14. FEDERAL GOVERNMENT CUSTOMER
If Customer or any End User is a U.S. federal government end user, the EASE Services and all Software are a “Commercial Item” as that term is defined at 48 C.F.R. §2.101, consisting of “Commercial Computer Software” and “Commercial Computer Software Documentation”, as those terms are used in 48 C.F.R. §12.212 or 48 C.F.R. §227.7202. Consistent with 48 C.F.R. §12.212 or 48 C.F.R. §227.7202-1 through 227.7202-4, as applicable, the EASE Services and all Software are licensed to such Customer and End User only with those rights as expressly provided under the terms and conditions of this Agreement.
15. NOTICE FOR CALIFORNIA USERS
Under California Civil Code Section 1789.3, users of the EASE Services from California are entitled to the following specific consumer rights notice: The Complaint Assistance Unit of the Division of Consumer Services of the California Department of Consumer Affairs may be contacted in writing at 1625 North Market Blvd., Suite N 112, Sacramento, CA 95834, or by telephone at (916) 445-1254 or (800) 952-5210.

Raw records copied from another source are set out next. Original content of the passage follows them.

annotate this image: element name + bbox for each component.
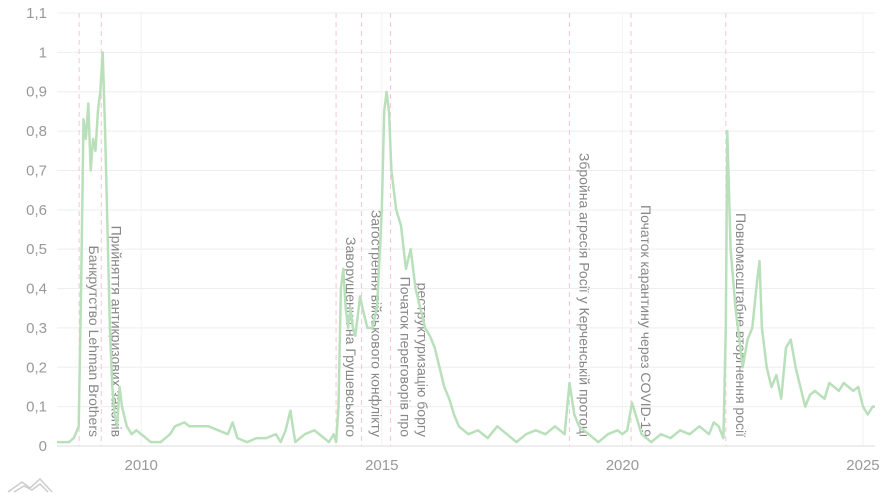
- event-label: Повномасштабне вторгнення росії: [733, 213, 749, 437]
- data-line: [57, 51, 875, 444]
- y-tick-label: 0,6: [26, 202, 47, 219]
- event-label: Банкрутство Lehman Brothers: [86, 246, 102, 437]
- y-tick-label: 0: [39, 438, 47, 455]
- event-label: Заворушення на Грушевського: [343, 237, 359, 437]
- x-tick-label: 2010: [125, 457, 158, 474]
- x-tick-label: 2020: [606, 457, 639, 474]
- y-tick-label: 0,1: [26, 399, 47, 416]
- event-label: Збройна агресія Росії у Керченській прот…: [576, 153, 592, 437]
- y-tick-label: 1: [39, 44, 47, 61]
- x-tick-label: 2025: [846, 457, 879, 474]
- y-tick-label: 0,3: [26, 320, 47, 337]
- y-tick-label: 0,9: [26, 84, 47, 101]
- y-tick-label: 0,5: [26, 241, 47, 258]
- y-tick-label: 0,2: [26, 359, 47, 376]
- logo: [7, 477, 53, 493]
- event-label: Початок переговорів про: [397, 277, 413, 438]
- y-tick-label: 0,7: [26, 162, 47, 179]
- y-tick-label: 0,8: [26, 123, 47, 140]
- y-tick-label: 0,4: [26, 281, 47, 298]
- event-label: Загострення військового конфлікту: [369, 210, 385, 437]
- x-tick-label: 2015: [365, 457, 398, 474]
- y-tick-label: 1,1: [26, 5, 47, 22]
- event-label: Початок карантину через COVID-19: [638, 205, 654, 437]
- event-label: реструктуризацію боргу: [414, 283, 430, 437]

If any provision of this Agreement is found to be unenforceable or invalid, that provision will be limited or eliminated to the minimum extent necessary so that this Agreement will otherwise remain in full force and effect and enforceable. This Agreement is not assignable, transferable or sublicensable by Customer except with Apperian’s prior written consent. Apperian may transfer and assign any of its rights and obligations under this Agreement without consent. Both parties hereto agree that this Agreement (and each Order Form) is the complete and exclusive statement of the mutual understanding of the parties and supersedes and cancels all previous written and oral agreements, communications and other understandings relating to the subject matter of this Agreement, and that all waivers and modifications must be in a writing signed by both parties, except as otherwise provided herein. No agency, partnership, joint venture, or employment is created as a result of this Agreement and Customer does not have any authority of any kind to bind Apperian in any respect whatsoever. In any action or proceeding to enforce rights under this Agreement, the prevailing party will be entitled to recover costs and attorneys’ fees. All notices under this Agreement will be in writing and will be deemed to have been duly given when received, if personally delivered; when receipt is electronically confirmed, if transmitted by facsimile or email; the day after it is sent, if sent for next day delivery by recognized overnight delivery service; and upon receipt, if sent by certified or registered mail, return receipt requested. This Agreement will be governed by the laws of the Commonwealth of Massachusetts without regard to its conflict of laws provisions.